Киномеханик Капитон, примерившись, с размаху заложил руки за спину, отставив в сторону длинную ногу, осмотрелся итогово… Стояли в прежних почтительных позах мужики и парни, молодайки и девчата располагались отдельными группками, деревенские ребятишки – человек сто, – притихшие и озабоченные, сидели амфитеатром вокруг электроагрегата. Впереди лежали на траве трехлетние и четырехлетние, за ними – парнишки и девчонки годика на два постарше, еще дальше – девятилетние, десятилетние и так далее, вплоть до четырнадцатилетних, за которыми уж шли пятнадцатилетние, люди солидные и работящие. Эти рассеянно бродили неподалеку от девичьих групп. Весь пожилой и старый улымский народ сидел в клубе, терпеливо дожидаясь.
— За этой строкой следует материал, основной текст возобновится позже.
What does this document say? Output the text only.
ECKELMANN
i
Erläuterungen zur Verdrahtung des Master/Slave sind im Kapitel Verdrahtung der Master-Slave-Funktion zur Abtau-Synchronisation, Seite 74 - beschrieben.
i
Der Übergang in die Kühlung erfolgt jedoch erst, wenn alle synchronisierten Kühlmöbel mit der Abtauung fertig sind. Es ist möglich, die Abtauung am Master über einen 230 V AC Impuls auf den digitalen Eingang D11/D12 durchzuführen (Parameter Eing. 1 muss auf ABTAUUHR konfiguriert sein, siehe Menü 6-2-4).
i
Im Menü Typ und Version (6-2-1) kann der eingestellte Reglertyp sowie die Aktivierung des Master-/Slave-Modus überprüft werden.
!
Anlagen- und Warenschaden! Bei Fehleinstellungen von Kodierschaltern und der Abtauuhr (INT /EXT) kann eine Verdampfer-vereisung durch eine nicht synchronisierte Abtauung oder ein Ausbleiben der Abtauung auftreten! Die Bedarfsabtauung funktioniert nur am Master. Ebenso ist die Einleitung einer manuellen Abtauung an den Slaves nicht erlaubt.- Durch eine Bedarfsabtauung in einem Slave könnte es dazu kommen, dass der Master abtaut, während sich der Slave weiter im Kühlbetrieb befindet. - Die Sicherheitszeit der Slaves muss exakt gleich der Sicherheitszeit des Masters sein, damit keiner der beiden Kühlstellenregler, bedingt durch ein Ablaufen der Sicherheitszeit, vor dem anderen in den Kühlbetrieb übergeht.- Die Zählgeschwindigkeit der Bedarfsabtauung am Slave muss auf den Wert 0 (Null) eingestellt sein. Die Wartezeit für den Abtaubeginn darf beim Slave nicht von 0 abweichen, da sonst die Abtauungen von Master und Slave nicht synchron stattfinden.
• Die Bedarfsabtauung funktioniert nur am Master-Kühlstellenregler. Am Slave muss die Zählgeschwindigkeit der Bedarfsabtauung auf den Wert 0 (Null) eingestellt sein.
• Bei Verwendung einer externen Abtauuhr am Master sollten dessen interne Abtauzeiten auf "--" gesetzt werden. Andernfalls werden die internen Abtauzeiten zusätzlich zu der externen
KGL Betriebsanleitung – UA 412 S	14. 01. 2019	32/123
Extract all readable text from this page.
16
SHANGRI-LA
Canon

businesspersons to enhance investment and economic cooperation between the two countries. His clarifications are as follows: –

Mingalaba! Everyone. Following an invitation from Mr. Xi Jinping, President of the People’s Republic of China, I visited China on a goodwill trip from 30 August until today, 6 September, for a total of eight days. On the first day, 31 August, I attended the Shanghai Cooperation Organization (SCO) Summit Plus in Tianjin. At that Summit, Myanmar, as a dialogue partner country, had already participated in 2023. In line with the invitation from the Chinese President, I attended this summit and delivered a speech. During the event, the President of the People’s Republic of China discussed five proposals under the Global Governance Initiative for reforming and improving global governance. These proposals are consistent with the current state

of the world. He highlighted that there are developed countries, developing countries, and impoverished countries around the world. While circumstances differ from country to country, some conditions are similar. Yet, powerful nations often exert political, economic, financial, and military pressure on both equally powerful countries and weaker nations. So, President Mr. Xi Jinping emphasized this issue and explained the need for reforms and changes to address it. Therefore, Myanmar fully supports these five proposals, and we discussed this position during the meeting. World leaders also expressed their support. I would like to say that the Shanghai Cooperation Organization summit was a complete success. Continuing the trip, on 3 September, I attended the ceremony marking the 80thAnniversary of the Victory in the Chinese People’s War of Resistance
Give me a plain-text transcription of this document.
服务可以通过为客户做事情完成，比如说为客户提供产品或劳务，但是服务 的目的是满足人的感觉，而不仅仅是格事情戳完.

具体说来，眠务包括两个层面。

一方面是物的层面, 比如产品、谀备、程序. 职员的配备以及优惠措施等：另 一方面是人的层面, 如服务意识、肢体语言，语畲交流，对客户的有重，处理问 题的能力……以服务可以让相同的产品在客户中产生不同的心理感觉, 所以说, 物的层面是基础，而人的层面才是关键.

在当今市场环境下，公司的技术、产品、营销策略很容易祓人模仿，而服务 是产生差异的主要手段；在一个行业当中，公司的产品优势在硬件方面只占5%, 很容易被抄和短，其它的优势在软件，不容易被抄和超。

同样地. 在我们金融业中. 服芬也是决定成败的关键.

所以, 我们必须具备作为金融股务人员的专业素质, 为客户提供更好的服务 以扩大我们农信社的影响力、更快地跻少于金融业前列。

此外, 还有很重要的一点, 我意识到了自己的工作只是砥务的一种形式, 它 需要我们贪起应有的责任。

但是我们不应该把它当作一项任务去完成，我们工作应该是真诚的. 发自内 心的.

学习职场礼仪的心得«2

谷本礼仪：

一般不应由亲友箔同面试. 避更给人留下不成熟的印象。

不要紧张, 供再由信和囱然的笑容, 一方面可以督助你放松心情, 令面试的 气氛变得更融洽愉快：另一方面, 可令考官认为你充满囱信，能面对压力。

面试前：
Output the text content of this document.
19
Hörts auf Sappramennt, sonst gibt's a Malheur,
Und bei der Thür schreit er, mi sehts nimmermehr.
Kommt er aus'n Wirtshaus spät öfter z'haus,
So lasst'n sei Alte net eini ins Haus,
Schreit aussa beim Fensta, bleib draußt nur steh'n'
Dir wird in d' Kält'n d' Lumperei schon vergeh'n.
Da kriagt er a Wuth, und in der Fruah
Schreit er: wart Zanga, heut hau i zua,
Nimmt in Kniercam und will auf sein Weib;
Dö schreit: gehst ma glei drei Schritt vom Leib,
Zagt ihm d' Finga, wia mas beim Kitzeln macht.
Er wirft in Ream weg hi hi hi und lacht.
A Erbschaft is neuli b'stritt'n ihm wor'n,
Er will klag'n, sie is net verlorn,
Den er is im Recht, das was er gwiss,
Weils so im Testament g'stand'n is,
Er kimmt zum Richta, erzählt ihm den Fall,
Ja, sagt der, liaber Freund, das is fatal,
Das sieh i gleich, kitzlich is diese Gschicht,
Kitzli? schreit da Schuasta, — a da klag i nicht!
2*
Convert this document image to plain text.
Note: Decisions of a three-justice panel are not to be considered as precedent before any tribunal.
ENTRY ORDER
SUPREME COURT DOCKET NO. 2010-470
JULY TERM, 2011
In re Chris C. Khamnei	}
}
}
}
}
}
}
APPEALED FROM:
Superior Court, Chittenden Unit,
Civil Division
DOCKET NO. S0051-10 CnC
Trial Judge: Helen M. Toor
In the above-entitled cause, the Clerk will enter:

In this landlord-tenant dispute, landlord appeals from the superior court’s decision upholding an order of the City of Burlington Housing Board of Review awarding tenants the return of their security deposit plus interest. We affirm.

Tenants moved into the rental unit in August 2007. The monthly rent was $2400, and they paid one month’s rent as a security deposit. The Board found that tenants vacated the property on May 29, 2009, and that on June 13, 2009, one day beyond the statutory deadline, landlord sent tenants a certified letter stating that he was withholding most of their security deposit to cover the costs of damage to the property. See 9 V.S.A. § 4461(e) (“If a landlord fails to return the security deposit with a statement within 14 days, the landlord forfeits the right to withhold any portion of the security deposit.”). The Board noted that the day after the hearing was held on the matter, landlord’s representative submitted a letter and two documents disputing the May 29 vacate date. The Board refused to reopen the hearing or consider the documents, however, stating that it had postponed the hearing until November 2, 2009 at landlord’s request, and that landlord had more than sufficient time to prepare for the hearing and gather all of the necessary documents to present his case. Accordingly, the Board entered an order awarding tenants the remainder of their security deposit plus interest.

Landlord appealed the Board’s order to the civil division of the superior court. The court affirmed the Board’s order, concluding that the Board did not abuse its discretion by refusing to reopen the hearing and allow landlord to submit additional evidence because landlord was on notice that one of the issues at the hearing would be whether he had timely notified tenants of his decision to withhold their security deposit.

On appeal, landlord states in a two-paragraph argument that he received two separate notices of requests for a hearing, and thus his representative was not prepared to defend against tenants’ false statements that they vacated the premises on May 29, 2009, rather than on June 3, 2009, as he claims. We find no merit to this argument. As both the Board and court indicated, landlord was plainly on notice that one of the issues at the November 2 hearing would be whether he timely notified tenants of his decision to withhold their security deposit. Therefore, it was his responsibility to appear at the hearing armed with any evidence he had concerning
– Давай сготавливайся, Валерьян!
Белобрысый Валерьян Мурзин от смущения покраснел, растерялся чуточку, но ноги вместе с тем поставил правильно, так, как велел Капитон, руки тоже привел в соответствие с указаниями и замер, ожидая дальнейших распоряжений. Роста он был двухметрового, плечи имел саженные и даже заводную ручку трактора «фордзон» крутил легко.
– С богом, Валерьян!
Белобрысый мужик в четверть силы подал ручку от себя, услышав, что мотор чихнул, стал вращать быстро-быстро, словно имел дело не с электроагрегатом, а со швейной машинкой, причем вид у Валерьяна был такой, словно не он крутил ручку, а она сама вращалась. Мотор еще несколько раз чихнул, пустил Валерьяну в нос сизый клуб дыма, и на этом дело кончилось: кроме поскрипывания, ничего не слышалось.
– Так! Стой!… Раз не заводится, значься, не заводится… Потому не мельтеши, силы не показывай, подшипник не томи… Ты, Валерьян, отойди в сторонку, притихни, молчи, шибко не дыши…
Капитон так крепко почесал подбородок, что в зрелой тишине послышался канифолевый скрип щетины. Затем, важно оглядевшись, он нагнулся, помигал на агрегат и с некоторой опаской сунул пальцы внутрь.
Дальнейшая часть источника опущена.